24 students from the Washington D.C. area gathered in the living room of the Medgar Evers Home Museum in Jackson. The group of Jewish and African-American teens is learning about the life of the civil rights icon as part of a three-week journey that loosely follows the path of the 1961 Freedom Riders. It's part of a year-long program known as Operation Understanding, an organization dedicated to building a generation of leaders working to eradicate racism around the nation. 

Students have been meeting with civil rights activists and hearing their stories. 

"Our students have been meeting with some of those people along our route," says Avi Edelman, the program's director. "They've been meeting with people leading social justice efforts today.
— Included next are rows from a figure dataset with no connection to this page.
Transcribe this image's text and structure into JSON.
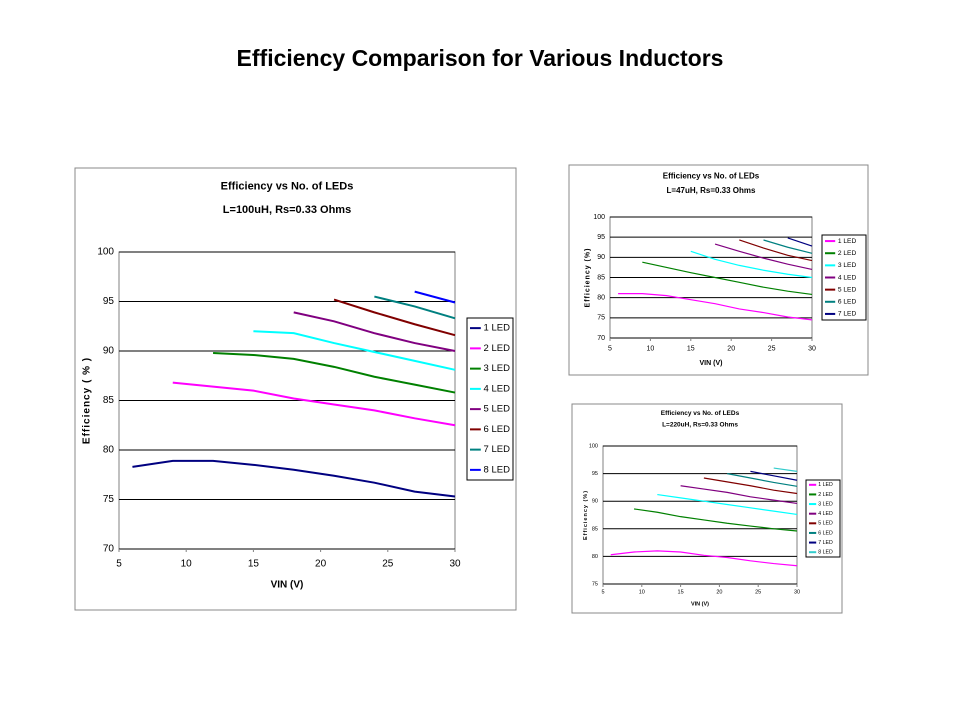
{
  "title": "Efficiency Comparison for Various Inductors",
  "chart_data": [
    {
      "type": "line",
      "title": "Efficiency vs No. of LEDs",
      "subtitle": "L=100uH, Rs=0.33 Ohms",
      "x_label": "VIN (V)",
      "y_label": "Efficiency ( % )",
      "xlim": [
        5,
        30
      ],
      "xticks": [
        5,
        10,
        15,
        20,
        25,
        30
      ],
      "ylim": [
        70,
        100
      ],
      "yticks": [
        70,
        75,
        80,
        85,
        90,
        95,
        100
      ],
      "grid": true,
      "x": [
        6,
        9,
        12,
        15,
        18,
        21,
        24,
        27,
        30
      ],
      "series": [
        {
          "name": "1 LED",
          "color": "#000080",
          "values": [
            78.3,
            78.9,
            78.9,
            78.5,
            78.0,
            77.4,
            76.7,
            75.8,
            75.3
          ]
        },
        {
          "name": "2 LED",
          "color": "#ff00ff",
          "values": [
            null,
            86.8,
            86.4,
            86.0,
            85.2,
            84.6,
            84.0,
            83.2,
            82.5
          ]
        },
        {
          "name": "3 LED",
          "color": "#008000",
          "values": [
            null,
            null,
            89.8,
            89.6,
            89.2,
            88.4,
            87.4,
            86.6,
            85.8
          ]
        },
        {
          "name": "4 LED",
          "color": "#00ffff",
          "values": [
            null,
            null,
            null,
            92.0,
            91.8,
            90.8,
            89.9,
            89.0,
            88.1
          ]
        },
        {
          "name": "5 LED",
          "color": "#800080",
          "values": [
            null,
            null,
            null,
            null,
            93.9,
            93.0,
            91.8,
            90.8,
            90.0
          ]
        },
        {
          "name": "6 LED",
          "color": "#800000",
          "values": [
            null,
            null,
            null,
            null,
            null,
            95.2,
            93.9,
            92.7,
            91.6
          ]
        },
        {
          "name": "7 LED",
          "color": "#008080",
          "values": [
            null,
            null,
            null,
            null,
            null,
            null,
            95.5,
            94.5,
            93.3
          ]
        },
        {
          "name": "8 LED",
          "color": "#0000ff",
          "values": [
            null,
            null,
            null,
            null,
            null,
            null,
            null,
            96.0,
            94.9
          ]
        }
      ]
    },
    {
      "type": "line",
      "title": "Efficiency vs No. of LEDs",
      "subtitle": "L=47uH, Rs=0.33 Ohms",
      "x_label": "VIN (V)",
      "y_label": "Efficiency (%)",
      "xlim": [
        5,
        30
      ],
      "xticks": [
        5,
        10,
        15,
        20,
        25,
        30
      ],
      "ylim": [
        70,
        100
      ],
      "yticks": [
        70,
        75,
        80,
        85,
        90,
        95,
        100
      ],
      "grid": true,
      "x": [
        6,
        9,
        12,
        15,
        18,
        21,
        24,
        27,
        30
      ],
      "series": [
        {
          "name": "1 LED",
          "color": "#ff00ff",
          "values": [
            81.0,
            81.0,
            80.5,
            79.5,
            78.5,
            77.2,
            76.3,
            75.2,
            74.5
          ]
        },
        {
          "name": "2 LED",
          "color": "#008000",
          "values": [
            null,
            88.8,
            87.5,
            86.2,
            85.0,
            83.8,
            82.6,
            81.6,
            80.8
          ]
        },
        {
          "name": "3 LED",
          "color": "#00ffff",
          "values": [
            null,
            null,
            null,
            91.5,
            89.5,
            88.0,
            86.8,
            85.8,
            85.0
          ]
        },
        {
          "name": "4 LED",
          "color": "#800080",
          "values": [
            null,
            null,
            null,
            null,
            93.3,
            91.5,
            89.8,
            88.3,
            87.0
          ]
        },
        {
          "name": "5 LED",
          "color": "#800000",
          "values": [
            null,
            null,
            null,
            null,
            null,
            94.3,
            92.3,
            90.5,
            89.2
          ]
        },
        {
          "name": "6 LED",
          "color": "#008080",
          "values": [
            null,
            null,
            null,
            null,
            null,
            null,
            94.3,
            92.5,
            91.0
          ]
        },
        {
          "name": "7 LED",
          "color": "#000080",
          "values": [
            null,
            null,
            null,
            null,
            null,
            null,
            null,
            94.8,
            92.8
          ]
        }
      ]
    },
    {
      "type": "line",
      "title": "Efficiency vs No. of LEDs",
      "subtitle": "L=220uH, Rs=0.33 Ohms",
      "x_label": "VIN (V)",
      "y_label": "Efficiency (%)",
      "xlim": [
        5,
        30
      ],
      "xticks": [
        5,
        10,
        15,
        20,
        25,
        30
      ],
      "ylim": [
        75,
        100
      ],
      "yticks": [
        75,
        80,
        85,
        90,
        95,
        100
      ],
      "grid": true,
      "x": [
        6,
        9,
        12,
        15,
        18,
        21,
        24,
        27,
        30
      ],
      "series": [
        {
          "name": "1 LED",
          "color": "#ff00ff",
          "values": [
            80.3,
            80.8,
            81.0,
            80.8,
            80.2,
            79.8,
            79.2,
            78.7,
            78.3
          ]
        },
        {
          "name": "2 LED",
          "color": "#008000",
          "values": [
            null,
            88.6,
            88.0,
            87.2,
            86.6,
            86.0,
            85.5,
            85.0,
            84.6
          ]
        },
        {
          "name": "3 LED",
          "color": "#00ffff",
          "values": [
            null,
            null,
            91.2,
            90.6,
            90.0,
            89.4,
            88.8,
            88.2,
            87.6
          ]
        },
        {
          "name": "4 LED",
          "color": "#800080",
          "values": [
            null,
            null,
            null,
            92.8,
            92.2,
            91.6,
            90.8,
            90.2,
            89.6
          ]
        },
        {
          "name": "5 LED",
          "color": "#800000",
          "values": [
            null,
            null,
            null,
            null,
            94.2,
            93.5,
            92.8,
            92.0,
            91.4
          ]
        },
        {
          "name": "6 LED",
          "color": "#008080",
          "values": [
            null,
            null,
            null,
            null,
            null,
            95.0,
            94.2,
            93.4,
            92.7
          ]
        },
        {
          "name": "7 LED",
          "color": "#000080",
          "values": [
            null,
            null,
            null,
            null,
            null,
            null,
            95.4,
            94.6,
            93.8
          ]
        },
        {
          "name": "8 LED",
          "color": "#33cccc",
          "values": [
            null,
            null,
            null,
            null,
            null,
            null,
            null,
            96.0,
            95.4
          ]
        }
      ]
    }
  ]
}
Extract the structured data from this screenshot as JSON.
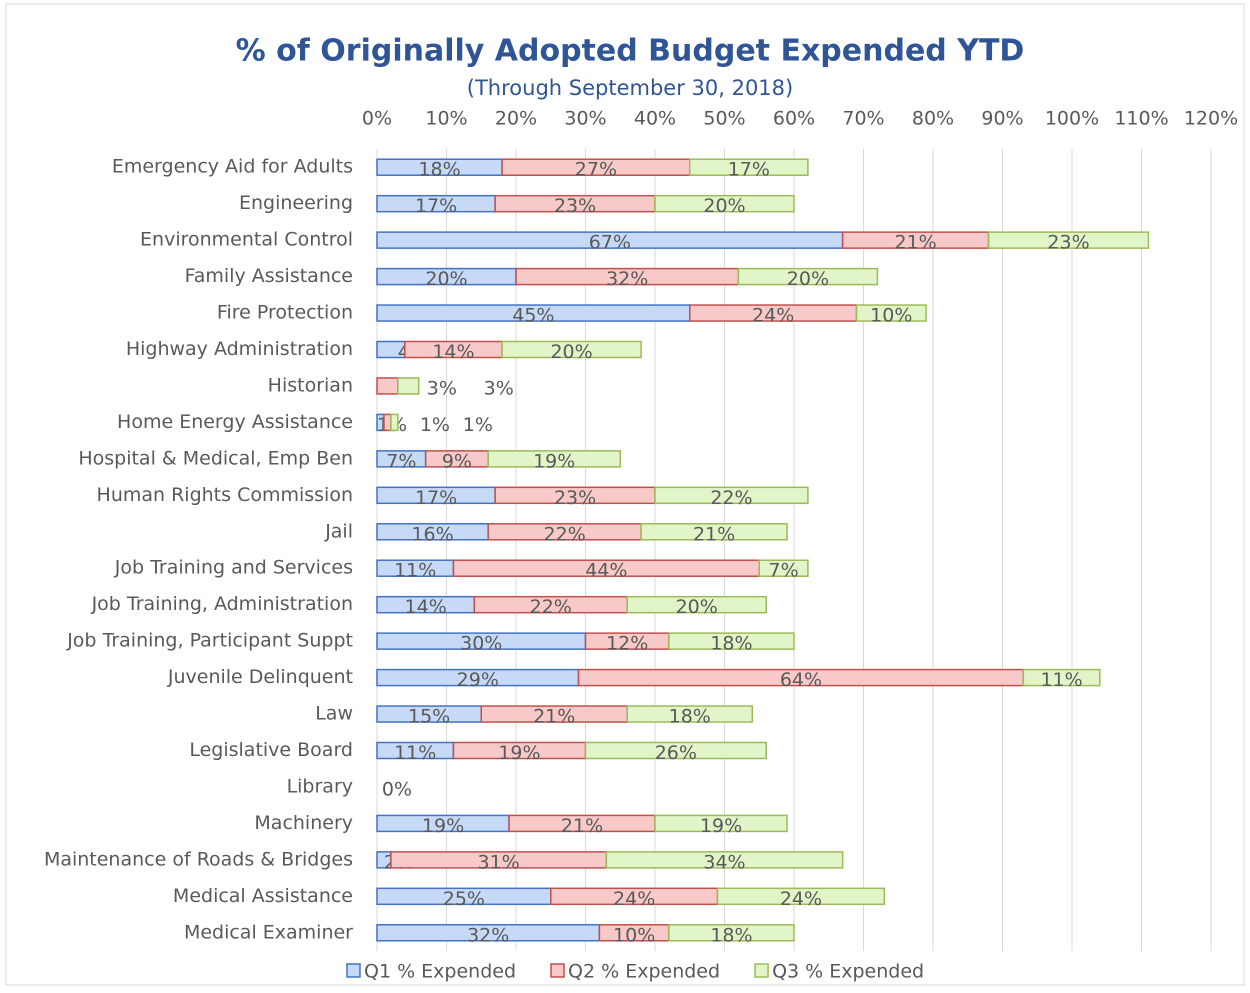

Our belief is really that if they're able to walk the history and touch the face of history, then they can acquire the tools to shape where that history goes next."

And while the students concentrate on the significance of Mississippi's civil rights history, some say they can't help but see similar events happening today. 

"We keep hearing that in order to solve today's problems, we need to look back in history and learn from the past," says 17-year-old Lila Michaels. "So we're kind of retracing our steps, trying to figure out what we can do to make the world a better place."

"We take from this and we teach those and educate those to help them better understand what happened," says Donnell Laster, also 17. 

The students will now head back to nation's capital to discuss the things they learned during their trip to promote racial understanding in their own communities.